Have you ever been in a place for the very first time and yet felt like you’ve seen it before? You’re kind of sure you’ve never been there, but for some reason everything you see seems strangely familiar. The way buildings look, streets are aligned, people move in droves, that there is a sea, or ocean, view… And this feeling you’re in a city that doesn’t really fit with all the other cities you’ve seen in this country. Something like this happened to me once.
The first Moroccan city I visited was Tangier – specifically, it was its old, very distinctive part called medina. You need to know that many Arabian cities have these medinas and that they constitute a kind of separate microcosm. It’s governed by its own rules and looks nothing like the outside world. What once was simply walled medieval cities is now old towns with particularly rich histories. Some of them even figure on the UNESCO’s World Heritage List. I don’t want to dwell on that topic, however – there will be a separate post on that. What’s worth mentioning now is that they feel like true mazes of extremely narrow alleys and tightly packed tall buildings. So when I and Robert decided to see how regular Tangier looks like, I breathed a sigh of relief… and had a déjà vu in turn.

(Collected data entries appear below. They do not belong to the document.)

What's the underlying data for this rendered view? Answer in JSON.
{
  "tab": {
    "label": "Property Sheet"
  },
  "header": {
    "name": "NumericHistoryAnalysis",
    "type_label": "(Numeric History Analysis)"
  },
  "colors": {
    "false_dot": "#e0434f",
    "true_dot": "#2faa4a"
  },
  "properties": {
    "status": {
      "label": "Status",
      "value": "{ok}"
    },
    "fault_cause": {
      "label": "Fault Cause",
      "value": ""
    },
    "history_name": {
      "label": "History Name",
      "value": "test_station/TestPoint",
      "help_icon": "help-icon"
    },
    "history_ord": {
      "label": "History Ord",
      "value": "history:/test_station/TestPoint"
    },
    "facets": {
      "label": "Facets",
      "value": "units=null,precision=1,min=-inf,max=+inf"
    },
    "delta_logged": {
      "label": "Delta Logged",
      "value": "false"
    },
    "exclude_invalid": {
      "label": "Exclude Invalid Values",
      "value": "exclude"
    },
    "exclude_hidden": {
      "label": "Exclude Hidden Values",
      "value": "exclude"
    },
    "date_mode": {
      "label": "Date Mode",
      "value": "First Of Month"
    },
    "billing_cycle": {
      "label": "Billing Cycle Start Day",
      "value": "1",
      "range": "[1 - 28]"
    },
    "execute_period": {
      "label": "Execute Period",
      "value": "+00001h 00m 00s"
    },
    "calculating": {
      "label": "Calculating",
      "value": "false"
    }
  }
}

Tangier is one of the oldest Moroccan cities and can boast a very interesting history. But because of lack of famous monuments it is often treated as a transfer point in a journey further south. It would seem, then, that its attractiveness depends on a good railroad connection to Rabat or Fes, and also on low-cost airlines which fly there. In my view it’s a bit unfair. Even though Tangier is not as beautiful as above mentioned Fes, it’s worth at least two days of walking around. You might just discover something really fascinating.
Where Africa and Europe meet
The singularity of this city begins in the name, which – according to myths – comes from Atlas’s daughter’s name, Tingis. First of all, however, it comes from the Semitic word “tigisis”, meaning “port”. A fitting description given that Tangier is indeed a port city. From the Continental hotel’s terrace one can admire a marvelous view of the enormous harbor (double the marvelousness after dark).
Once you leave the medina it’s also worth walking by the seaside so that you can see a huge industrial area and a ferry station servicing ferries going between Tangier and Spanish Tarifa. You can have a look at distant Europe as well. It’s visible from anywhere at the coastal boulevard. It’s pretty pleasant to take a stroll there or go down to the beach – I recommend sitting back and relaxing on one of the benches – but the real adventure starts once you go deeper inland. Let’s go!
Taking a turn into any street departing from the wide coastal roadway (Avenue Mohamed VI), you have to be prepared for some exercise. Tangier is situated in quite a mountainous area. The streets are often steep, going up at one point just to quickly drop back down. So wandering around might cause a bit of a short breath 😉 Between one gasp and another it’s good to look around. Though at first sight surrounding buildings won’t draw much interest, they’ll quickly become… familiar. Yes, exactly. Roaming around without a plan and looking at residential blocks, I realized that it wasn’t the first time I was seeing these simple geometric forms made of light-colored stone, decorated from time to time with colorful ornaments on the balconies. Window frames weren’t cut out in characteristically Arabic semicircular, slightly pointed peaks, but instead took just your regular square shape. European. Rings a bell yet?
European or Arabic?
City of Tangier has its history influenced heavily by Portuguese and British, but first and foremost it was Spanish and French who left their mark here. The latter’s impact is most clearly visible precisely in simple housing architecture in the vein of Le Corbusier. One can’t help but recall… Marseille. But that’s not the only association. Both cities are ports and important trading centers of their respective countries. Both are situated in quite a mountainous terrain. Both feature a plethora of winding streets, going up and down incessantly. It’s just a loose association but the way from high-ground medina down to the harbor resembles steep way down from Marseille’s train station. A long street departing from the station goes to the port as well and has lots of roads and alleys branching out, leading further to the city’s heart.
The arrangement of both metropolises is not without significance either – both are focused around their harbors which mark their central spots. It’s as if Tangier and Marseille were embracing them with their shoulders. And one more thing – the French port has lots of Arabic influences (mainly due to connection to Algeria, a former French colony). They are especially visible in one of Marseille’s symbols – neo-Byzantine basilica of Notre Dame de la Garde, located on a hill and designed by Henri-Jacques Espérandieu. And also in Romanesque cathedral of Sainte-Marie-Majeure (situated in La Joliette district). It was destroyed in the 1850’s and rebuilt in neo-Byzantine style according to, again, Espérandieu’s design.
Being in Marseille a few years ago I already had this question come to my mind: can we still talk of it as of a European city? Or maybe the Arabic influence, brought in part by a huge influx of immigrants, are too big now to allow such description? Strolling through Tangier, I had similar feelings. Is it still an Arabic city, or maybe its appearance is more European these days? Whose range is greater there? Or maybe a different question needs to be posed: can one even describe any of the two as just European or just Arabic? If not, what have they become? What’s their identity?